Long before we could see the freighter itself, we saw the tongue of fire it stuck out at us as it decelerated. Then the torch shut off, and we could see a spherical-looking object the size of a pea held at arm’s length. It grew slowly to baseball size, then soccer ball, and by then it was recognizable as a cylinder seen end-on. It grew still larger, and began to visibly move relative to the stars behind it as it approached Top Step. Now it could be seen to be as large as the Symbiote mass I’d seen the day before, tiny in comparison to Top Step but huge in comparison with a human. From one side a thin plume of steam came spraying out of the hull to boil and fume in vacuum; on the opposite side you could just make out the less visible trail of the maneuvering jet that was balancing the pressure leak, keeping it from deforming the freighter’s course to one side.

The ship was coming in about twice as fast as normal. But that’s not very fast; dockings are usually glacial. Sulke had run out of educational things to point out long before the ship had approached close enough for final maneuvers. Since our first day EVA she’d generally kept us too busy to stargaze or chatter, but now we had time to rubberneck at the cosmos and ask questions.

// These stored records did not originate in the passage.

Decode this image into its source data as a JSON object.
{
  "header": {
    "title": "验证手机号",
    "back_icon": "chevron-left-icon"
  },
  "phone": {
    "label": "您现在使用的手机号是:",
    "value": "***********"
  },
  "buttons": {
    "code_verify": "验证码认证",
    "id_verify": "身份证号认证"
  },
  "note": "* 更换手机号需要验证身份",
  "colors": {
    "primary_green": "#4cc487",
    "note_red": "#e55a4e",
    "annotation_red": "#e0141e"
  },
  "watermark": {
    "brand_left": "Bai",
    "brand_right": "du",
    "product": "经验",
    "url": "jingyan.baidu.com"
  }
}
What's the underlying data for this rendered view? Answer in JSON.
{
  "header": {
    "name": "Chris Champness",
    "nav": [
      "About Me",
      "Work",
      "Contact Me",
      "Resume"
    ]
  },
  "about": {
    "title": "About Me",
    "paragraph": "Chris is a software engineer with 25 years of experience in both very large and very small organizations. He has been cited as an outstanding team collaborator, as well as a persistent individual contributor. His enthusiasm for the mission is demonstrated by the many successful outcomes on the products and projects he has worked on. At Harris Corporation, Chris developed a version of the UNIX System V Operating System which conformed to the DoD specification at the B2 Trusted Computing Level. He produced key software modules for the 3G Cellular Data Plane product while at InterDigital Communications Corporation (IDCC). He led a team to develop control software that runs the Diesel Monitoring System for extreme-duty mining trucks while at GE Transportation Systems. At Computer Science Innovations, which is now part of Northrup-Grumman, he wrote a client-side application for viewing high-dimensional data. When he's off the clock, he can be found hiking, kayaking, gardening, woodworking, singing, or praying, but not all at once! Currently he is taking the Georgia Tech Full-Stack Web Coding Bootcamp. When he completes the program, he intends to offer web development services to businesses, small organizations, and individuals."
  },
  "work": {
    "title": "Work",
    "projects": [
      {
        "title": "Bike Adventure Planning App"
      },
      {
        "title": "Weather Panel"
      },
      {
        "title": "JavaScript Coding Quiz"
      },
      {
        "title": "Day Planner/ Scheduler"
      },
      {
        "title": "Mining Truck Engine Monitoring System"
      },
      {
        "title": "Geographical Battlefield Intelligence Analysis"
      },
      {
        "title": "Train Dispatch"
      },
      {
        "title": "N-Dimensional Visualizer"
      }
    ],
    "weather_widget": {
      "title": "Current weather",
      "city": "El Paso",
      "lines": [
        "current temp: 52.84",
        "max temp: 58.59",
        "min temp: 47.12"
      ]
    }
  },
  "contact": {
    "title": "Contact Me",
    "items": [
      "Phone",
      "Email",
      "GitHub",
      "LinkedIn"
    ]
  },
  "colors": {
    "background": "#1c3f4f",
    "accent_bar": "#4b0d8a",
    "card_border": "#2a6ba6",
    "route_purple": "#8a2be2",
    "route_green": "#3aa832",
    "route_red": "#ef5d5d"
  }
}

“What’s that, Sulke?” Soon Li asked, pointing to a far distant object in a higher orbit than our own.

Sulke followed her pointing arm. “Oh. That’s Mir.”

“Oh.” Silence. Then: “I think someone ought to…I don’t know, tear it down or blow it up or something.”

“Would you want your grave disturbed?” Dmitri asked.

More silence.

“What are those people doing?” Dmitri wanted to know.

We looked where he was pointing, at the docking area itself. At first I saw nothing: those docks are huge, designed to accommodate earth-to-orbit vehicles, orbit-to-orbit barges or taxis, and Lunar shuttles like the one we were watching—as many as two of each at one time. But then I saw the two p-suited figures Dmitri meant, just emerging from a personnel lock between the two biggest docking collars.

“Those are wranglers,” Sulke said. “As soon as that bucket docks, they’ll hook up power feeds and refueling hoses and so on. If there’s a nesting problem, they’ve got enough thruster mass to do some shoehorning too.”

“What’s wrong with that star?” Glenn asked, pointing in the direction of the slowly approaching freighters. She happened to be closest of us to it.

“Which one?” Sulke replied.

“That big one, a little Three-ish of the ship.”

I spotted the one she meant. Indeed, there were three things odd about it. It was just slightly bigger than a star ought to be, and it was the only one in the Universe that was twinkling, the way stars appear to on Earth, and it had a little round black dot right smack in the center of it. That certainly was odd. It grew perceptibly as I watched; could it be a supernova? What luck, to happen to see one with the naked eye…

“Jesus Christ!” Sulke cried out. “Reb—”

“I see it,” he said calmly. “Everyone, listen carefully: I want you to follow me at maximum acceleration, right now.” He spun and blasted directly away from the docking freighter, all four thrusters flaring.

We wasted precious seconds reacting, and Sulke roared, “Run for your fucking lives!” That did it: we all took to our heels, slowly but with growing speed. I cannoned into someone and nearly tumbled, but managed to save myself and continue; so did the other.

“Operations—Mayday, Mayday!” Reb was saying. “Incoming ASAT, ETA five seconds. Wranglers—” He broke off. There was nothing to be said to the wranglers.

The antique antisatellite hunter-killer slammed into the freighter at that instant. There was no sound or concussion, of course. I caught reflected glare from the flash off Top Step in my peripheral vision, and tried to crane my neck around to look behind me, but I couldn’t do it and stay on course, so I gave up. I’m almost sorry about that; it must have been something to see.

The water-ship was torn apart by the blast, transformed instantly into an expanding sphere of incandescent plasma, shrapnel and boiling water. It killed Ronald Frayn and Sirikit Pibulsonggram, the two wranglers, instantly. A half-second later it killed a Third-Monther named Arthur Von Brandenstein who had been meditating around the other side of Top Step, and had come to watch the docking like us, but had approached closer than Sulke would let us.